I'm really not sure on how to solve this one?
Find all the values of x in the interval [0, pi] which satisfy the equation cos(2x) = sin^2(x)
So far i've tried doing this:
cos(2x) = sin^2(x)
cos(2x) = 1 - cos^2(x)
cos^2(x) + cos(2x) - 1 = 0
Now that we have a quadratic equation we apply the discriminant formula
D = b^2 - 4ac
D = 1 - 4(1)(-1)
D = 1+ 4
D = 5
so
x1 = (1 + sqrt(5)) / (2)
x2 = (1 - sqrt(5)) / (2)
Is the process correct so far?

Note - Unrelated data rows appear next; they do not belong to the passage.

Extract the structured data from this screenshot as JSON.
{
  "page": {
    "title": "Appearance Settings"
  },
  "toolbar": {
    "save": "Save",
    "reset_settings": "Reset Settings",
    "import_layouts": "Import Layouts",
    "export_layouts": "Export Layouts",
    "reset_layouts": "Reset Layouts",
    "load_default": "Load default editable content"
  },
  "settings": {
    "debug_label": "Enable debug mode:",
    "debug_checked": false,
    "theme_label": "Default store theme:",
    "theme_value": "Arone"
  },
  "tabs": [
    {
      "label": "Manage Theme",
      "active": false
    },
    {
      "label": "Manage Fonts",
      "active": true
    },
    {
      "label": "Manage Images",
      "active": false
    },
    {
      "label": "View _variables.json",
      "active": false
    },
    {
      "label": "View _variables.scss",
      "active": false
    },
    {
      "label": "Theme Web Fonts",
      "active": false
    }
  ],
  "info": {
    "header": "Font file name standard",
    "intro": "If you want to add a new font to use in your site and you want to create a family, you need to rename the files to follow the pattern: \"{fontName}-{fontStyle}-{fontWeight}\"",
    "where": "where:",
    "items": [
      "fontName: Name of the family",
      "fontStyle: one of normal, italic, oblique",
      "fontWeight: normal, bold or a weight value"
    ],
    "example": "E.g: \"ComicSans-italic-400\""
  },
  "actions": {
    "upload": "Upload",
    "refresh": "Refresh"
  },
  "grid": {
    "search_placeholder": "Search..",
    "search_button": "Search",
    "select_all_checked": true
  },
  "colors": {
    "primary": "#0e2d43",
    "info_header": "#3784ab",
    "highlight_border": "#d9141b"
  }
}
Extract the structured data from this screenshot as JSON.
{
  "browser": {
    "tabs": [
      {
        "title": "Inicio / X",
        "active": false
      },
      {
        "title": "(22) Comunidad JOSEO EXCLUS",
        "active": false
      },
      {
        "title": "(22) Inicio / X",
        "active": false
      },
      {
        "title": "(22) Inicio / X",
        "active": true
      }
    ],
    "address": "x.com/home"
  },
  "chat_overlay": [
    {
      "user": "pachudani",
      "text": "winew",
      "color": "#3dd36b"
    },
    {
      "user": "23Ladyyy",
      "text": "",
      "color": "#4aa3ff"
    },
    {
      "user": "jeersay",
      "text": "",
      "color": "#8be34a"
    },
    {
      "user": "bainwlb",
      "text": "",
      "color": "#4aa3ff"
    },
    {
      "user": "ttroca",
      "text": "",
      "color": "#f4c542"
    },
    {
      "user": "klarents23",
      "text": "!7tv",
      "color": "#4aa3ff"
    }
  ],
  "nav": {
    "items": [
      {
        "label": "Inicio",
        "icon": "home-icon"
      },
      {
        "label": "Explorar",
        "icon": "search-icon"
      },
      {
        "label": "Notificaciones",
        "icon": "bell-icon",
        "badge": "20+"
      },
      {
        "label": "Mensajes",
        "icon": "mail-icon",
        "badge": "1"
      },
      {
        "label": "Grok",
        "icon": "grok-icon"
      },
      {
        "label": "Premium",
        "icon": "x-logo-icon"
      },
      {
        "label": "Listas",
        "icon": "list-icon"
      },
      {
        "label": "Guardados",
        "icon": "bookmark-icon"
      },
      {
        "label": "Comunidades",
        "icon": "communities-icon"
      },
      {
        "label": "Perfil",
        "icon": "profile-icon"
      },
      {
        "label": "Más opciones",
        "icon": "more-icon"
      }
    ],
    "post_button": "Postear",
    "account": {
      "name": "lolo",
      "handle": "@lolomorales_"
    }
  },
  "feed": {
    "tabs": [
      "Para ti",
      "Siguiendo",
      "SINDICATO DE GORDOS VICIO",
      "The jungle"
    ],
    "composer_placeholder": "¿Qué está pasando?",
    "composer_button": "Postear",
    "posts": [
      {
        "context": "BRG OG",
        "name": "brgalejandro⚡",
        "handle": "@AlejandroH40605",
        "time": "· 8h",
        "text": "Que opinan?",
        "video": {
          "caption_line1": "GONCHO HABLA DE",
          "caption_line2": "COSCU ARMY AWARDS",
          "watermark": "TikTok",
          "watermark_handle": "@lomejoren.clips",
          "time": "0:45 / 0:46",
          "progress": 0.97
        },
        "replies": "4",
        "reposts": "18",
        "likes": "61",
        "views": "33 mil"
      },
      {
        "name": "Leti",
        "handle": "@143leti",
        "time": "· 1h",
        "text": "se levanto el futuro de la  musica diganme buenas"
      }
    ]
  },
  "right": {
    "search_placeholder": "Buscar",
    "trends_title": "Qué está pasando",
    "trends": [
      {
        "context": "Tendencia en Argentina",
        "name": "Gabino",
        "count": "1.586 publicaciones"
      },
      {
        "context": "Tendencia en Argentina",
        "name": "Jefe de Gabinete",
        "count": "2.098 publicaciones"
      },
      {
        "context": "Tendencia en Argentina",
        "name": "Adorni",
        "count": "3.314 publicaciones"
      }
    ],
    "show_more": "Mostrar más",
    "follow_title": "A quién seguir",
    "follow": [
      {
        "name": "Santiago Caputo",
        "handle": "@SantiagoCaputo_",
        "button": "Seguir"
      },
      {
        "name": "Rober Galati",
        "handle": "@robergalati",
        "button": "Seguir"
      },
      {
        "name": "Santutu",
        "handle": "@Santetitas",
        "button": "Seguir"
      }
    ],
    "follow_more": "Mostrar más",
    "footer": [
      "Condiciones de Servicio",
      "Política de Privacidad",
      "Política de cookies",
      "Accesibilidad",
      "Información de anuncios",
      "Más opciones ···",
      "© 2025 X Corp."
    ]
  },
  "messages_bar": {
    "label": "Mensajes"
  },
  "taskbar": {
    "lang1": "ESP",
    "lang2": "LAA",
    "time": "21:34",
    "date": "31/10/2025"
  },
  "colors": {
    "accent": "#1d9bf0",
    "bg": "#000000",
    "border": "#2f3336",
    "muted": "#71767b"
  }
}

And what do i do next?
1 Answer
- Astral WalkerLv 71 decade agoFavorite Answer
Your error is in the fact that you did not have a quadratic equation (you can't use cos(2x) in place of cos(x),
Instead use a basic identity for cos(2x)
cos(2x) = cos^2(x) - sin^2(x) = 1 - 2sin^2(2x)
So we have
1 - 2sin^2(x) = sin^2(x)
3sin^2(x) = 1
sin^2(x) = 1/3
sin(x) = +/-sqrt(1/3)
Now find all points in [0,pi] that satisfies this.
Hint: Since sin(x) is bijective over [0,pi] you should find 1 solution for sin(x) = sqrt(1/3) and 1 solution for sin(x) = -sqrt(1/3)